The cross-border linkages of insurgents

Matthew VanDyke, the filmmaker-turned-mercenary whose Myanmar gambit has just landed him in an Indian jail. His arrest has exposed a new threat to India’s sensitive Northeast region. Matthew Aaron VanDyke is the archetype of the 21st-century self-proclaimed ‘freedom fighter’ who markets himself as a documentarian and activist while quietly building a career as a combatant-for-hire. VanDyke’s trajectory is a textbook evolution from observer to operator. Between 2011 and 2013, he gained fame as a war correspondent in Libya, where he abandoned the camera, joined anti-Gaddafi rebels, was captured, and spent six months in a Tripoli prison. After his release, he surfaced in Syria to advise rebels while still claiming journalistic cover.

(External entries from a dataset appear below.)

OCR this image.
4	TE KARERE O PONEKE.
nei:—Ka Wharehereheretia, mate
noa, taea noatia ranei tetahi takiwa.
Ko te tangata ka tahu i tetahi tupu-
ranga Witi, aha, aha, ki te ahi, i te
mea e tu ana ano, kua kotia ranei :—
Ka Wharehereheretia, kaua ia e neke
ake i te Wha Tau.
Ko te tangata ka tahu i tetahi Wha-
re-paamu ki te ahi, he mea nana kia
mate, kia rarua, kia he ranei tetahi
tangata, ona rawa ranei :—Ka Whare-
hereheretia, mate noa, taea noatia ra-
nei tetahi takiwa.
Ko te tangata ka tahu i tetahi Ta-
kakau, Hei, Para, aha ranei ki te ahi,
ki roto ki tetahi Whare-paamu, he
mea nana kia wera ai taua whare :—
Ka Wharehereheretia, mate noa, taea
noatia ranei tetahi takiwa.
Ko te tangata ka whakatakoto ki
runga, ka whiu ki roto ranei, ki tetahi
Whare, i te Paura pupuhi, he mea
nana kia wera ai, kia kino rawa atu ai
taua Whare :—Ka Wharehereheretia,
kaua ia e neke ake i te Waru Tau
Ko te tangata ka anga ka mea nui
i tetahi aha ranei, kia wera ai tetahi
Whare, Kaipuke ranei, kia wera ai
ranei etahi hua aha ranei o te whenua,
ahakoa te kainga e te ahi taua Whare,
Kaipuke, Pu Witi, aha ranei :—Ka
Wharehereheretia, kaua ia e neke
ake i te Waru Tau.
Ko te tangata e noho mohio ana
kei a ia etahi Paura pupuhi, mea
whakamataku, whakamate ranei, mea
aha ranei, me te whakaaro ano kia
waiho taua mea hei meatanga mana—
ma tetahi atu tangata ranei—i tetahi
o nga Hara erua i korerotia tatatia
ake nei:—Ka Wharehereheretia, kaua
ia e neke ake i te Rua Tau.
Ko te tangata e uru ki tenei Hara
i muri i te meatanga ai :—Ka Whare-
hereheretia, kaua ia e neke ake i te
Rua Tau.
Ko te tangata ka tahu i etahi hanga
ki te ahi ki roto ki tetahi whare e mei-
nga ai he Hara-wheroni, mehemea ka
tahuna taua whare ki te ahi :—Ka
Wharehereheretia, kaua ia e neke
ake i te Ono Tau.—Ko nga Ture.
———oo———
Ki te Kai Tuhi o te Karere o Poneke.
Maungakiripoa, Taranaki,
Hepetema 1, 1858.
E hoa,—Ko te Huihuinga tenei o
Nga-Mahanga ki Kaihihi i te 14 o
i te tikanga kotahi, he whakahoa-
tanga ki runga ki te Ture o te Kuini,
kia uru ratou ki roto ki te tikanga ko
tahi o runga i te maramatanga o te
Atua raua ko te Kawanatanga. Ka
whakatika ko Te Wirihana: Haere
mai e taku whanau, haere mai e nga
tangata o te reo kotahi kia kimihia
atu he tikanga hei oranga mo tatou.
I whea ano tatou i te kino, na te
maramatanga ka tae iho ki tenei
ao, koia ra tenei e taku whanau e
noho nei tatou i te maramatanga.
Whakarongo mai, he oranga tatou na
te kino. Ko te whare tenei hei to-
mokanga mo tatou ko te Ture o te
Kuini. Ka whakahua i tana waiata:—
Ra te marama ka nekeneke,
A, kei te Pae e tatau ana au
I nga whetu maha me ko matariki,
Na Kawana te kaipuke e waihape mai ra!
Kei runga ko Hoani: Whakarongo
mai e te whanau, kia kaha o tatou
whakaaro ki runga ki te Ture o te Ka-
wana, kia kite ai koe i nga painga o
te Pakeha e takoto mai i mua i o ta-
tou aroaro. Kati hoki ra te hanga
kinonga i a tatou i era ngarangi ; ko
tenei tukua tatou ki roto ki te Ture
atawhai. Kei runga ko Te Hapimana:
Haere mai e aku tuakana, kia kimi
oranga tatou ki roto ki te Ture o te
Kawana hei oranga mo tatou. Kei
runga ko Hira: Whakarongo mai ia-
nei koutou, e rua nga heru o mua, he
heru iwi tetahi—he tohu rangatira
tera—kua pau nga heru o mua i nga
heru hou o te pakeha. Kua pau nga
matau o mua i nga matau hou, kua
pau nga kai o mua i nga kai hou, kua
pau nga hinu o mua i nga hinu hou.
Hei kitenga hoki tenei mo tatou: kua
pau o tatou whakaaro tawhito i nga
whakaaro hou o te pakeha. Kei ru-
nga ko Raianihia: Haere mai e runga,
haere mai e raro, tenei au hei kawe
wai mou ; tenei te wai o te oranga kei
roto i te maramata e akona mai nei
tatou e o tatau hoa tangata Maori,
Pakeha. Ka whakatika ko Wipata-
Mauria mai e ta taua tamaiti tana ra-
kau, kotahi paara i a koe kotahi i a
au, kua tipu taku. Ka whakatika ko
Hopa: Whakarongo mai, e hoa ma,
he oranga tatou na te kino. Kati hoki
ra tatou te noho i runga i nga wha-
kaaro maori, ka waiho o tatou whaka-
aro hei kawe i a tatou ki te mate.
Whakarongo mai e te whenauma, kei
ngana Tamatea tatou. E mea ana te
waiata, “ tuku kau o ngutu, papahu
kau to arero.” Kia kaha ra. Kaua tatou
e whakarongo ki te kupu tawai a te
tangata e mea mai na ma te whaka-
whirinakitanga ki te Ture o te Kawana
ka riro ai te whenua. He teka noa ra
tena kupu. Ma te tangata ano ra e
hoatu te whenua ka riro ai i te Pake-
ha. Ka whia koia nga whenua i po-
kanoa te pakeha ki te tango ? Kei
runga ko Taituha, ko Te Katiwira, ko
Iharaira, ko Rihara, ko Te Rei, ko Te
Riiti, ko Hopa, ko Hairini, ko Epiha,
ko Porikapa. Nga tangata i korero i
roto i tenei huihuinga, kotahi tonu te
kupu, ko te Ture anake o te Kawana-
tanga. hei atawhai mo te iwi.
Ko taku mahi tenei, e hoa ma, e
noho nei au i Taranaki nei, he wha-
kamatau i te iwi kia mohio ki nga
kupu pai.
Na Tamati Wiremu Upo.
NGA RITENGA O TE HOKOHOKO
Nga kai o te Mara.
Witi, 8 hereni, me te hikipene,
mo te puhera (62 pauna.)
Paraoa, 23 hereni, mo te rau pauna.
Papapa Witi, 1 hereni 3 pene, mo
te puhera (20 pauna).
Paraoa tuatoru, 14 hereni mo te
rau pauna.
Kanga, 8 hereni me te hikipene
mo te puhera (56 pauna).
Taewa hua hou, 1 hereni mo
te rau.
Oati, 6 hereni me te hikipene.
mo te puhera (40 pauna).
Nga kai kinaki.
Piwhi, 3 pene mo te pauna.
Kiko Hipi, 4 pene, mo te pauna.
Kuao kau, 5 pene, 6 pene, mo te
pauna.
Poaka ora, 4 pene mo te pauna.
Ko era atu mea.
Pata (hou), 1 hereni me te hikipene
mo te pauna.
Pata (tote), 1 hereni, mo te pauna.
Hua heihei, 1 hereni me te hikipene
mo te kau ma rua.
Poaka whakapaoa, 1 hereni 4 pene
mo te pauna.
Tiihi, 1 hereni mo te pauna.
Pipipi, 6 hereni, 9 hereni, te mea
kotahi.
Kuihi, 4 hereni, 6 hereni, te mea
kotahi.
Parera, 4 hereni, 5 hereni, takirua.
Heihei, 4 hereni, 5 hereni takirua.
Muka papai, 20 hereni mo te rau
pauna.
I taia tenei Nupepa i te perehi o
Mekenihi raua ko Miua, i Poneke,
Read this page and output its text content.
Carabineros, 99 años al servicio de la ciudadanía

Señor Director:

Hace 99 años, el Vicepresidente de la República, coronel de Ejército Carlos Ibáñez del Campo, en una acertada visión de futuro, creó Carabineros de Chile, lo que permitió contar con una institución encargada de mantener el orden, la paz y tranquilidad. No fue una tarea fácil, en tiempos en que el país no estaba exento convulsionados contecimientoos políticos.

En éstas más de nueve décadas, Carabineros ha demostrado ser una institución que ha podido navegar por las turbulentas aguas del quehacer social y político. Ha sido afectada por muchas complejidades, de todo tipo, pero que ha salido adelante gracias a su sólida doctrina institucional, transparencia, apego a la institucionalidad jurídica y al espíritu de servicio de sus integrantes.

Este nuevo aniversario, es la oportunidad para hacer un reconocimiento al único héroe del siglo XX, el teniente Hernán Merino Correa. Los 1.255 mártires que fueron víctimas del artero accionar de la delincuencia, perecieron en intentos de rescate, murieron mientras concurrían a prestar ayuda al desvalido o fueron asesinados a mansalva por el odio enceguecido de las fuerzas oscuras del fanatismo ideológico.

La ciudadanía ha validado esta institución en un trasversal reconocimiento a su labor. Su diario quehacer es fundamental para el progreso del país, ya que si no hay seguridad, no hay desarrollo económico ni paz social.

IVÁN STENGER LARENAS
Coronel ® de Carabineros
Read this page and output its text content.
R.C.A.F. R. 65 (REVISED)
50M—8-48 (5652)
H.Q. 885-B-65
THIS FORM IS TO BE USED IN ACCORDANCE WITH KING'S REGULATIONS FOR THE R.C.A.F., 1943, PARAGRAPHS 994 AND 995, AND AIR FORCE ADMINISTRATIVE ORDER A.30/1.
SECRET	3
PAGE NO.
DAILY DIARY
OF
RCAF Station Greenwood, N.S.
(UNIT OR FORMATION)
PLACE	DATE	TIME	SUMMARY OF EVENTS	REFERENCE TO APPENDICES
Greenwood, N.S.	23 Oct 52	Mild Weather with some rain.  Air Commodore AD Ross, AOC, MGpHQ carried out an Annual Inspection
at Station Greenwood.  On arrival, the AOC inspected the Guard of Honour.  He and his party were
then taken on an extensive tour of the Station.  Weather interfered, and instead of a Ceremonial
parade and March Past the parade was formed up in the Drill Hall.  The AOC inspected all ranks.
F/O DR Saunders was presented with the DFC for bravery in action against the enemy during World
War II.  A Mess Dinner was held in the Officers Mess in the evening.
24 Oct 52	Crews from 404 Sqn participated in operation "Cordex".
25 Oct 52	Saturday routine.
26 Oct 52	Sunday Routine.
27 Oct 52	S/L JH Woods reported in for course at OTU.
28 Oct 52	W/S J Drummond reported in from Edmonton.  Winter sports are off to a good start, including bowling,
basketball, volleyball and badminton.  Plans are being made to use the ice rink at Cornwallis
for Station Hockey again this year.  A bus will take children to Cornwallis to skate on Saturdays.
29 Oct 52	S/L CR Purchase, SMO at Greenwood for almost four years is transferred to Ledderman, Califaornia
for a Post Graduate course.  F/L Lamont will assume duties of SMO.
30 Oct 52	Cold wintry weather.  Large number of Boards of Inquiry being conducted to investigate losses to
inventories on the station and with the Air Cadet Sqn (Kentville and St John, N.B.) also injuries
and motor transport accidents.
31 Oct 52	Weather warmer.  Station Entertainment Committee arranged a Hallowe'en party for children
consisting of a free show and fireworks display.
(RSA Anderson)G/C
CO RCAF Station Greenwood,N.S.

In 2014, he formalised the business model by founding Sons of Liberty International (SOLI), a self-described non-profit security firm that offers free military training, tactical advice, and equipment to ‘oppressed’ groups, funded by private donations. Internal security experts say SOLI wraps its operations in the language of humanitarian intervention and anti-authoritarianism. It does not charge governments like public management consultants. By 2025, VanDyke was openly boasting on social media of running covert operations with Venezuelan rebels since 2019, including missions later publicised as “Operation Aurora”. In early 2026, he simply pivoted theatres: from Caracas to the Myanmar civil war. The NIA alleges he and his Ukrainian team had been making repeated trips since 2024, training Ethnic Armed Organisations (EAOs) in drone strikes, weapons handling, and electronic warfare-capabilities that have transformed Myanmar’s battlefield.
Indian investigators further claim the network maintained links with banned Indian insurgent outfits operating in the Northeast.How VanDyke’s Myanmar Presence Directly Undermines India’s Internal Security. This is not abstract foreign adventurism; it is a direct vector into India’s most volatile region. The India-Myanmar border - especially the 510-km Mizoram stretch - is notoriously porous, with free movement regimes, ethnic kinship across the line (Chin, Mizo, Naga communities), and a history of insurgent safe havens. VanDyke’s alleged operation exploited exactly that corridor:
Technology proliferation: Drones and jamming gear routed through Europe, transited via Indian territory, and handed to Myanmar EAOs can easily flow back into Indian insurgent hands. Northeast groups have already begun experimenting with commercial drones for reconnaissance and IED delivery; professional training from ex-Libya, Ukraine, and now Myanmar operators accelerates that lethal learning curve.
Cross-border insurgent linkage: The NIA explicitly states the trainees included “banned outfits operating within India.” Manipur’s ethnic clashes, Assam’s residual ULFA factions, and Naga splinter groups have long drawn ideological and logistical oxygen from Myanmar’s war economy. Training camps just across the border become exportable skill sets - and exportable fighters.
Erosion of border sovereignty: Repeated illegal crossings through Mizoram (a state already grappling with refugee influxes and drug routes) signal intelligence and enforcement gaps. Each undetected transit normalises foreign mercenaries treating Indian soil as a Launchpad.
The Russian tip-off that cracked the case only underscores how external actors (even rival powers) now monitor India’s backyard more effectively than parts of India’s own system.
Strategic destabilisation: Myanmar’s civil war has already spilled refugees, arms, and militancy into India’s Northeast. Adding Western/Ukrainian-trained drone units raise the asymmetry: Indian
security forces face not just AK-47s but precision loitering munitions and EW-denied zones. This directly threatens the Centre’s Act East Policy, infrastructure projects, and the fragile peace accords painstakingly negotiated in Nagaland and Manipur.
In short, VanDyke did not merely film or advise in Myanmar; he allegedly built a deniable pipeline that funnels modern warfare know-how straight into India’s internal fault lines. VanDyke’s defenders will paint him as a romantic idealist empowering the powerless. The evidence emerging from Delhi’s courts suggests something more prosaic and dangerous: a hardened mercenary whose humanitarian brand provides plausible deniability while he professionalises insurgencies on India’s doorstep.
VanDyke’s arrest is a warning. When filmmakers trade cameras for kill lists and non-profits become training academies for the next generation of drones over Manipur or Mizoram, India’s internal security apparatus changes overnight. By arresting a CIA operative, India has sent a curt message that it will no longer tolerate its Northeast being used as a free-fire training ground for foreign mercenaries.